In this exercise we have seen how to use the GPU to accelerate the CG algorithm. The most critical part of the algorithm from the performance point of view is the matrix vector product. Even of minor importance for CG, the dot product and the vector addition can also benefit from GPU acceleration.

The obtained performance strongly depends on the number of threads per block. When too small, threads warps are not fully utilized and the performance is poor. On the other hand, when the number of threads per block is too large (compared to the matrix size), the number of blocks to be launched in parallel is smaller than the number of SMs and GPU's occupancy is low, leading to underutilization of the computational resources. Thus, it is critical to choose the number of threads per block carefully.

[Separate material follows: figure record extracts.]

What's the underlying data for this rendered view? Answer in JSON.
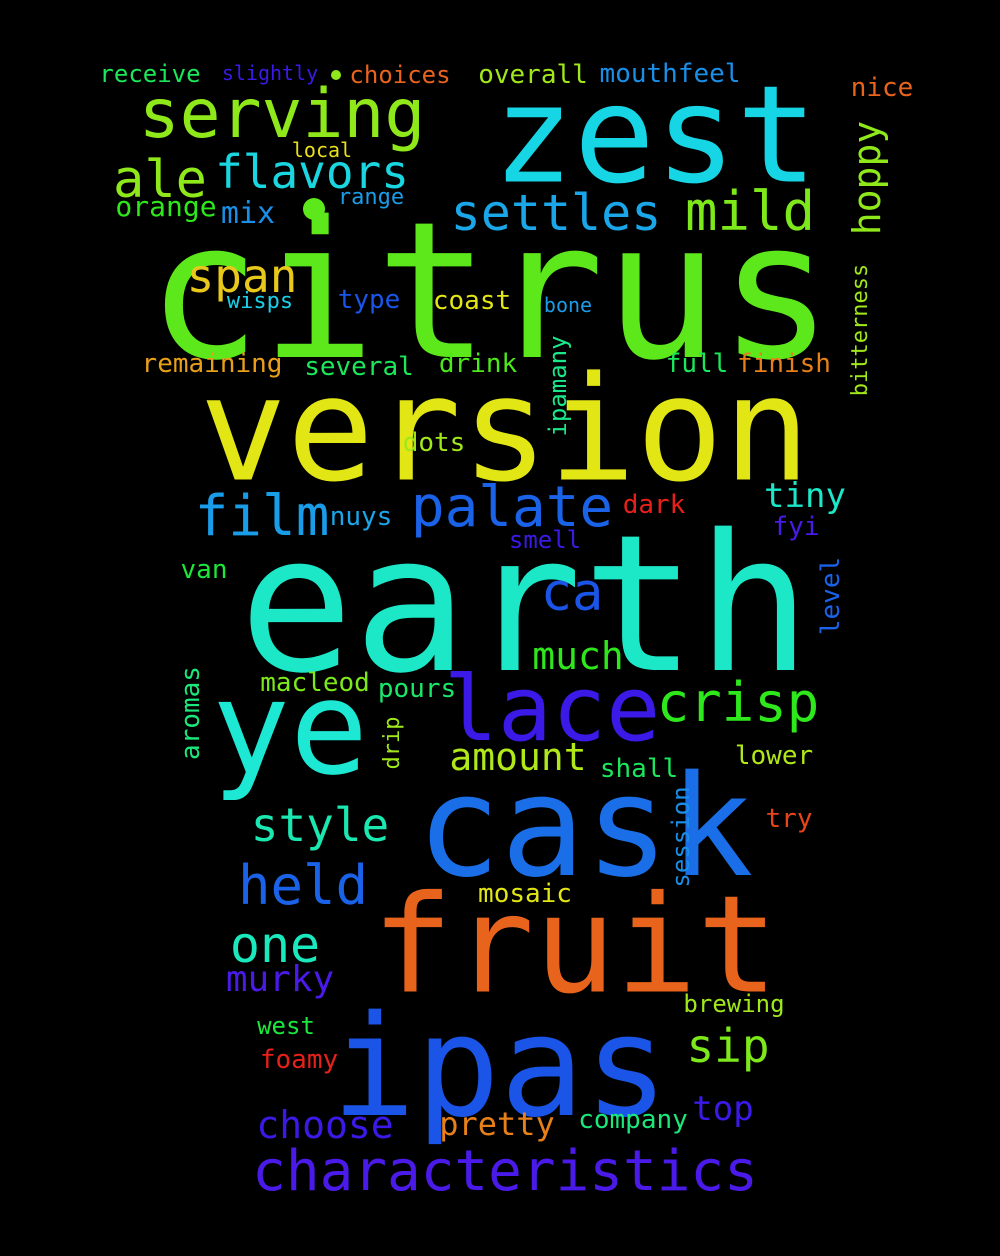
{
  "words": [
    {
      "text": "citrus",
      "color": "#5de81c"
    },
    {
      "text": "version",
      "color": "#e2e614"
    },
    {
      "text": "earth",
      "color": "#1ce8c8"
    },
    {
      "text": "zest",
      "color": "#16d6e6"
    },
    {
      "text": "cask",
      "color": "#1a6fe8"
    },
    {
      "text": "fruit",
      "color": "#e8641c"
    },
    {
      "text": "ipas",
      "color": "#1a55e8"
    },
    {
      "text": "ye",
      "color": "#1ce8d4"
    },
    {
      "text": "lace",
      "color": "#3b1ae8"
    },
    {
      "text": "serving",
      "color": "#8fe81a"
    },
    {
      "text": "characteristics",
      "color": "#4a1ae8"
    },
    {
      "text": "crisp",
      "color": "#2ee81c"
    },
    {
      "text": "palate",
      "color": "#1a62e8"
    },
    {
      "text": "film",
      "color": "#1a9de8"
    },
    {
      "text": "settles",
      "color": "#1aa6e8"
    },
    {
      "text": "mild",
      "color": "#7de81a"
    },
    {
      "text": "held",
      "color": "#1a62e8"
    },
    {
      "text": "ale",
      "color": "#8fe81a"
    },
    {
      "text": "flavors",
      "color": "#1ad6e0"
    },
    {
      "text": "one",
      "color": "#1ae8bd"
    },
    {
      "text": "style",
      "color": "#1ae8b0"
    },
    {
      "text": "span",
      "color": "#e8c81a"
    },
    {
      "text": "ca",
      "color": "#1a55e8"
    },
    {
      "text": "much",
      "color": "#2ee81c"
    },
    {
      "text": "amount",
      "color": "#b0e81a"
    },
    {
      "text": "sip",
      "color": "#7de81a"
    },
    {
      "text": "choose",
      "color": "#3b1ae8"
    },
    {
      "text": "murky",
      "color": "#4a1ae8"
    },
    {
      "text": "pretty",
      "color": "#e8801a"
    },
    {
      "text": "tiny",
      "color": "#1ae8c8"
    },
    {
      "text": "top",
      "color": "#3b1ae8"
    },
    {
      "text": "hoppy",
      "color": "#8fe81a"
    },
    {
      "text": "orange",
      "color": "#2ee81c"
    },
    {
      "text": "mix",
      "color": "#1a8fe8"
    },
    {
      "text": "receive",
      "color": "#1ae85a"
    },
    {
      "text": "slightly",
      "color": "#3b1ae8"
    },
    {
      "text": "choices",
      "color": "#e8641c"
    },
    {
      "text": "overall",
      "color": "#a0e81a"
    },
    {
      "text": "mouthfeel",
      "color": "#1a8fe8"
    },
    {
      "text": "nice",
      "color": "#e8641c"
    },
    {
      "text": "local",
      "color": "#e8e01a"
    },
    {
      "text": "range",
      "color": "#1a9de8"
    },
    {
      "text": "wisps",
      "color": "#1ad0e8"
    },
    {
      "text": "type",
      "color": "#1a55e8"
    },
    {
      "text": "coast",
      "color": "#e2e614"
    },
    {
      "text": "bone",
      "color": "#1a9de8"
    },
    {
      "text": "remaining",
      "color": "#e8a01a"
    },
    {
      "text": "several",
      "color": "#1ae85a"
    },
    {
      "text": "drink",
      "color": "#4de81a"
    },
    {
      "text": "full",
      "color": "#1ae85a"
    },
    {
      "text": "finish",
      "color": "#e8801a"
    },
    {
      "text": "bitterness",
      "color": "#a0e81a"
    },
    {
      "text": "ipamany",
      "color": "#1ae88a"
    },
    {
      "text": "dots",
      "color": "#a0e81a"
    },
    {
      "text": "dark",
      "color": "#e8201a"
    },
    {
      "text": "nuys",
      "color": "#1aa6e8"
    },
    {
      "text": "smell",
      "color": "#3b1ae8"
    },
    {
      "text": "fyi",
      "color": "#4a1ae8"
    },
    {
      "text": "van",
      "color": "#1ae83a"
    },
    {
      "text": "level",
      "color": "#1a62e8"
    },
    {
      "text": "aromas",
      "color": "#1ae87a"
    },
    {
      "text": "macleod",
      "color": "#7de81a"
    },
    {
      "text": "pours",
      "color": "#1ae86a"
    },
    {
      "text": "drip",
      "color": "#a0e81a"
    },
    {
      "text": "shall",
      "color": "#1ae85a"
    },
    {
      "text": "lower",
      "color": "#b0e81a"
    },
    {
      "text": "try",
      "color": "#e8441a"
    },
    {
      "text": "session",
      "color": "#1a8fe8"
    },
    {
      "text": "mosaic",
      "color": "#e2e614"
    },
    {
      "text": "brewing",
      "color": "#a0e81a"
    },
    {
      "text": "west",
      "color": "#1ae83a"
    },
    {
      "text": "foamy",
      "color": "#e8201a"
    },
    {
      "text": "company",
      "color": "#1ae87a"
    }
  ]
}
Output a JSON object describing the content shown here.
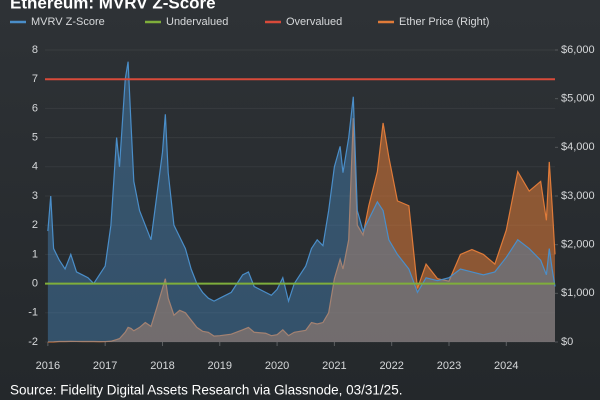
{
  "chart_data": {
    "type": "area",
    "title": "Ethereum: MVRV Z-Score",
    "source": "Source: Fidelity Digital Assets Research via Glassnode, 03/31/25.",
    "x": [
      2016.0,
      2016.05,
      2016.1,
      2016.2,
      2016.3,
      2016.4,
      2016.5,
      2016.6,
      2016.7,
      2016.8,
      2016.9,
      2017.0,
      2017.1,
      2017.2,
      2017.25,
      2017.35,
      2017.4,
      2017.45,
      2017.5,
      2017.6,
      2017.7,
      2017.8,
      2017.9,
      2018.0,
      2018.05,
      2018.1,
      2018.2,
      2018.3,
      2018.4,
      2018.5,
      2018.6,
      2018.7,
      2018.8,
      2018.9,
      2019.0,
      2019.2,
      2019.4,
      2019.5,
      2019.6,
      2019.8,
      2019.9,
      2020.0,
      2020.1,
      2020.2,
      2020.3,
      2020.5,
      2020.6,
      2020.7,
      2020.8,
      2020.9,
      2021.0,
      2021.1,
      2021.15,
      2021.25,
      2021.33,
      2021.4,
      2021.5,
      2021.6,
      2021.75,
      2021.85,
      2021.95,
      2022.1,
      2022.3,
      2022.45,
      2022.6,
      2022.8,
      2023.0,
      2023.2,
      2023.4,
      2023.6,
      2023.8,
      2024.0,
      2024.2,
      2024.4,
      2024.6,
      2024.7,
      2024.75,
      2024.8,
      2024.85
    ],
    "series": [
      {
        "name": "MVRV Z-Score",
        "color": "#4a8ec9",
        "axis": "y",
        "values": [
          1.8,
          3.0,
          1.2,
          0.8,
          0.5,
          1.0,
          0.4,
          0.3,
          0.2,
          0.0,
          0.3,
          0.6,
          2.0,
          5.0,
          4.0,
          7.0,
          7.6,
          5.5,
          3.5,
          2.5,
          2.0,
          1.5,
          3.0,
          4.5,
          5.8,
          3.8,
          2.0,
          1.6,
          1.2,
          0.5,
          0.0,
          -0.3,
          -0.5,
          -0.6,
          -0.5,
          -0.3,
          0.3,
          0.4,
          -0.1,
          -0.3,
          -0.4,
          -0.2,
          0.2,
          -0.6,
          0.0,
          0.6,
          1.2,
          1.5,
          1.3,
          2.5,
          4.0,
          4.7,
          3.8,
          5.0,
          6.4,
          2.5,
          1.8,
          2.2,
          2.8,
          2.5,
          1.5,
          1.0,
          0.5,
          -0.3,
          0.2,
          0.1,
          0.2,
          0.5,
          0.4,
          0.3,
          0.4,
          0.9,
          1.5,
          1.2,
          0.8,
          0.3,
          1.2,
          0.5,
          -0.1
        ]
      },
      {
        "name": "Ether Price (Right)",
        "color": "#e07b39",
        "axis": "y2",
        "values": [
          1,
          1,
          3,
          10,
          10,
          13,
          12,
          11,
          12,
          10,
          8,
          9,
          15,
          50,
          70,
          200,
          300,
          280,
          230,
          300,
          400,
          320,
          700,
          1100,
          1300,
          900,
          550,
          650,
          600,
          450,
          300,
          220,
          200,
          120,
          130,
          160,
          250,
          300,
          200,
          180,
          130,
          150,
          250,
          130,
          200,
          240,
          400,
          370,
          400,
          600,
          1300,
          1700,
          1500,
          2100,
          4600,
          2400,
          2200,
          2800,
          3500,
          4500,
          3800,
          2900,
          2800,
          1100,
          1600,
          1300,
          1250,
          1800,
          1900,
          1800,
          1600,
          2300,
          3500,
          3100,
          3300,
          2500,
          3700,
          2800,
          1800
        ]
      }
    ],
    "reference_lines": [
      {
        "name": "Undervalued",
        "color": "#7fae3b",
        "value": 0
      },
      {
        "name": "Overvalued",
        "color": "#d84a3a",
        "value": 7
      }
    ],
    "xlim": [
      2015.95,
      2024.85
    ],
    "xticks": [
      2016,
      2017,
      2018,
      2019,
      2020,
      2021,
      2022,
      2023,
      2024
    ],
    "ylim": [
      -2,
      8
    ],
    "yticks": [
      -2,
      -1,
      0,
      1,
      2,
      3,
      4,
      5,
      6,
      7,
      8
    ],
    "y2lim": [
      0,
      6000
    ],
    "y2ticks": [
      {
        "value": 0,
        "label": "$0"
      },
      {
        "value": 1000,
        "label": "$1,000"
      },
      {
        "value": 2000,
        "label": "$2,000"
      },
      {
        "value": 3000,
        "label": "$3,000"
      },
      {
        "value": 4000,
        "label": "$4,000"
      },
      {
        "value": 5000,
        "label": "$5,000"
      },
      {
        "value": 6000,
        "label": "$6,000"
      }
    ],
    "grid": true
  }
}
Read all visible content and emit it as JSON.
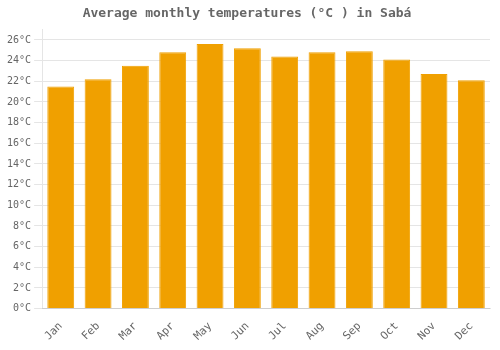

Another important aspects to consider are how many times the memory is allocated and transferred from the CPU to the GPU, and vice versa, and how this memory is accessed within the GPU, as well as to consider the use of shared memory whenever possible. It is also important to keep to the minimum the required thread synchronizations as threads stall when waiting for other threads to finish.

Finally, and probably the most important take home message is that available libraries, such as cuBLAS, are highly optimized and should be used whenever possible.

---

<sup>8</sup>A similar result can be achieved by directly using [warp-level primitives](#).